駅にあるハコ

2012.4.19|カテゴリー「日々の思い」|投稿者 山口敏広

駅の百葉箱

 

ご愛読、ありがとうございます。

 

写真は、大阪市営地下鉄・御堂筋線の淀屋橋駅です。皆さんご存知でしたか、このホームに「百葉箱」があるのを。ここだけでなく、梅田駅や天王寺駅など、8ヶ所に設置されているんですよ。

 

私も以前から気にはなっていたんです。私が社会に出て地下鉄で通勤を始めたのが平成元年、その時には既にこのような古びた姿でありましたし、今も変わらずホームに鎮座ましましておられます、この百葉箱。

 

今回、そのことを取り上げた記事があったのでチェックしてみてびっくり。一番古いというこの淀屋橋駅の百葉箱は、なんと約80年も前のものなんだとか!

 

1934年(昭和9年)に最初の百葉箱が設置されて以来、大阪の地下鉄ではホームの温度、湿度を測り続け、記録に残し続けています。日本で最初の地下鉄は1927年に東京で開業し、1957年には名古屋でも開通しましたが、このようにホームに百葉箱を置いて、正確なデータを取り続けてきたのは、大阪の地下鉄だけだそうです。なんだか、ちょっと誇らしいような気持ちになります。

 

百葉箱というのは、温度計、湿度計をその内部に蔵し、その計測精度を上げるための安定的な環境をつくり出すためのシェルターだと言えます。駅のホームというのは、列車による強い風が吹いたりするため、ただ温湿度計を設置するだけでは駄目で、やはり百葉箱が必要だったのですね。

 

現在、この百葉箱の内部では、温湿度のデジタル計測器が自動でデータを記録しています。職員による改修は半年に1回だそうですが、3年前までは温度計、湿度計ともにアナログ式で、週に1回データを回収していたとか。それを75年続けていたわけです!

 

そして、この計測データはホームの温湿度環境に問題が生じた時、その威力を発揮してきたそうです。夏のホームの温度がある時点から急上昇した時などは、換気や空調といった対策を講じるために、この計測データの存在が不可欠なものであったと。
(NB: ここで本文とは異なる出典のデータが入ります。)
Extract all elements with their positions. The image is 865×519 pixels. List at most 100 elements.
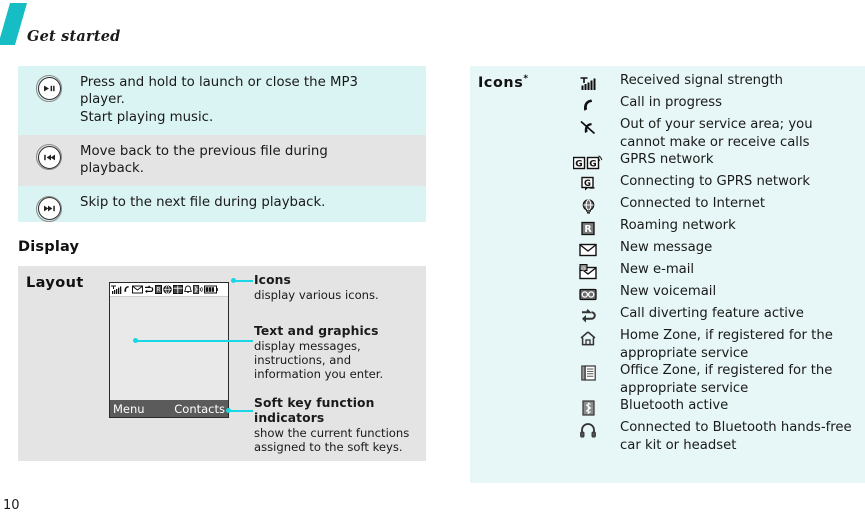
office-zone-icon <box>173 285 183 294</box>
roaming-icon: R <box>155 285 162 294</box>
office-zone-icon <box>556 361 620 382</box>
desc-line: Office Zone, if registered for the <box>620 363 833 378</box>
new-message-icon <box>556 238 620 259</box>
phone-text-graphics-area <box>110 297 228 397</box>
icons-title-text: Icons <box>478 74 524 91</box>
list-item: Call in progress <box>556 93 865 114</box>
callout-title: Text and graphics <box>254 324 379 338</box>
page-header: Get started <box>0 0 865 52</box>
list-item: Out of your service area; you cannot mak… <box>556 115 865 151</box>
gprs-network-icon: G G <box>556 150 620 171</box>
desc-line: GPRS network <box>620 152 714 167</box>
desc-line: Connecting to GPRS network <box>620 174 810 189</box>
callout-body-line: instructions, and <box>254 353 352 368</box>
phone-status-bar: R <box>110 283 228 297</box>
bluetooth-icon <box>193 285 203 294</box>
row-line: Press and hold to launch or close the MP… <box>80 75 358 90</box>
list-item-description: Home Zone, if registered for the appropr… <box>620 326 865 362</box>
table-cell-description: Move back to the previous file during pl… <box>80 135 426 187</box>
icons-panel-title: Icons* <box>478 74 528 91</box>
display-section-heading: Display <box>18 239 80 255</box>
no-service-icon <box>556 115 620 136</box>
desc-line: car kit or headset <box>620 437 737 453</box>
list-item-description: Connected to Bluetooth hands-free car ki… <box>620 418 865 454</box>
list-item: Home Zone, if registered for the appropr… <box>556 326 865 362</box>
status-icons-panel: Icons* Received signal strength Call in … <box>470 66 865 483</box>
row-line: Start playing music. <box>80 109 214 125</box>
desc-line: Out of your service area; you <box>620 117 813 132</box>
table-cell-icon <box>18 135 80 171</box>
page-number: 10 <box>3 498 20 513</box>
desc-line: Roaming network <box>620 218 736 233</box>
call-diverting-icon <box>556 304 620 325</box>
list-item: Connected to Bluetooth hands-free car ki… <box>556 418 865 454</box>
call-in-progress-icon <box>556 93 620 114</box>
list-item: Bluetooth active <box>556 396 865 417</box>
desc-line: appropriate service <box>620 345 749 361</box>
callout-line-text-graphics <box>136 340 253 342</box>
row-line: Move back to the previous file during <box>80 143 328 159</box>
list-item-description: Roaming network <box>620 216 865 235</box>
signal-strength-icon <box>556 71 620 92</box>
list-item: New message <box>556 238 865 259</box>
list-item: R Roaming network <box>556 216 865 237</box>
display-layout-figure: Layout R Menu Contacts Icons display var… <box>18 266 426 461</box>
signal-strength-icon <box>111 285 122 294</box>
svg-text:G: G <box>584 179 591 189</box>
svg-text:G: G <box>575 159 582 169</box>
row-line: player. <box>80 92 125 108</box>
desc-line: Home Zone, if registered for the <box>620 328 833 343</box>
list-item-description: Out of your service area; you cannot mak… <box>620 115 865 151</box>
soft-key-right-label: Contacts <box>174 401 225 416</box>
desc-line: Bluetooth active <box>620 398 729 413</box>
list-item: G G GPRS network <box>556 150 865 171</box>
icons-title-footnote-marker: * <box>523 74 529 84</box>
battery-icon <box>204 285 218 294</box>
gprs-connecting-icon: G <box>556 172 620 193</box>
desc-line: cannot make or receive calls <box>620 134 810 150</box>
callout-title: Soft key function <box>254 396 375 410</box>
home-zone-icon <box>556 326 620 347</box>
callout-text-and-graphics: Text and graphics display messages, inst… <box>254 324 429 381</box>
desc-line: appropriate service <box>620 380 749 396</box>
callout-line-icons <box>234 280 253 282</box>
table-row: Skip to the next file during playback. <box>18 186 426 223</box>
bluetooth-active-icon <box>556 396 620 417</box>
svg-text:R: R <box>584 224 592 235</box>
list-item-description: Received signal strength <box>620 71 865 90</box>
soft-key-left-label: Menu <box>113 401 145 416</box>
callout-title: Icons <box>254 273 291 287</box>
status-icons-list: Received signal strength Call in progres… <box>556 71 865 453</box>
callout-icons: Icons display various icons. <box>254 273 429 302</box>
list-item-description: Call in progress <box>620 93 865 112</box>
list-item-description: Office Zone, if registered for the appro… <box>620 361 865 397</box>
list-item-description: New e-mail <box>620 260 865 279</box>
layout-label: Layout <box>26 275 84 291</box>
svg-text:@: @ <box>581 265 586 271</box>
desc-line: Call in progress <box>620 95 722 110</box>
header-accent-slash-icon <box>0 3 28 45</box>
row-line: playback. <box>80 161 144 177</box>
list-item-description: New message <box>620 238 865 257</box>
table-cell-icon <box>18 66 80 102</box>
svg-text:R: R <box>156 287 160 294</box>
new-message-icon <box>132 285 143 294</box>
list-item: Connected to Internet <box>556 194 865 215</box>
desc-line: Connected to Bluetooth hands-free <box>620 420 852 435</box>
desc-line: Received signal strength <box>620 73 783 88</box>
callout-body-line: assigned to the soft keys. <box>254 440 403 455</box>
list-item: New voicemail <box>556 282 865 303</box>
table-cell-icon <box>18 186 80 223</box>
call-divert-icon <box>145 285 154 294</box>
next-track-key-icon <box>35 195 63 223</box>
desc-line: New e-mail <box>620 262 695 277</box>
desc-line: Call diverting feature active <box>620 306 804 321</box>
callout-body-line: display messages, <box>254 339 361 353</box>
list-item-description: Connecting to GPRS network <box>620 172 865 191</box>
previous-track-key-icon <box>35 144 63 171</box>
list-item-description: Call diverting feature active <box>620 304 865 323</box>
list-item: @ New e-mail <box>556 260 865 281</box>
phone-screen-mockup: R Menu Contacts <box>109 282 229 418</box>
list-item: Call diverting feature active <box>556 304 865 325</box>
bluetooth-headset-icon <box>556 418 620 439</box>
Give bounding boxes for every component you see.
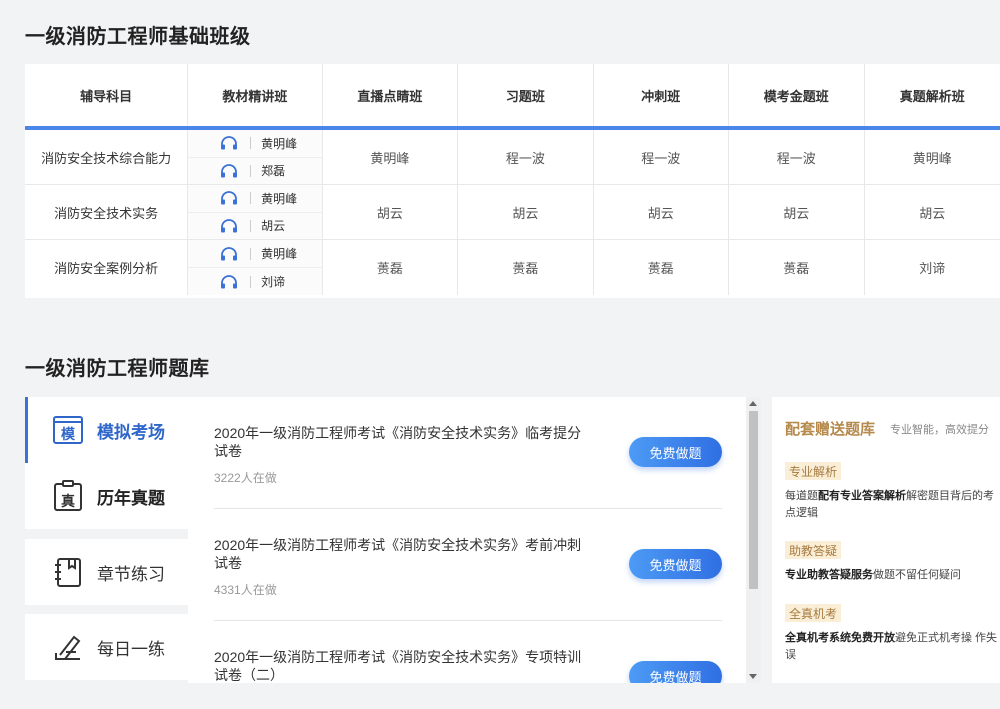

まさに、継続は力なり、ということを感じる話ですね。

 

しかし、残念ながらこの百葉箱、今年ついにその役割を終え、姿を消すのだそうです。理由は、以前から併用していた天井づけのセンサーなどの精度が徐々に向上してきたから。今まではそれでも百葉箱データのほうが正確だったのが、ついに逆転するようになったから、だそうです。

 

この夏から、徐々に撤去されるとのこと。センサー類によって今後もデータ計測は続けられるというものの、何だかとても寂しいことですね。

 

長らく駅のホームに佇み、何だか物思いにふけっているように見えていた、あの百葉箱…。今回は、その存在を誇らしくも感じ、またその喪失に惜別の情をもよおしてしまう、そんな話なのでした。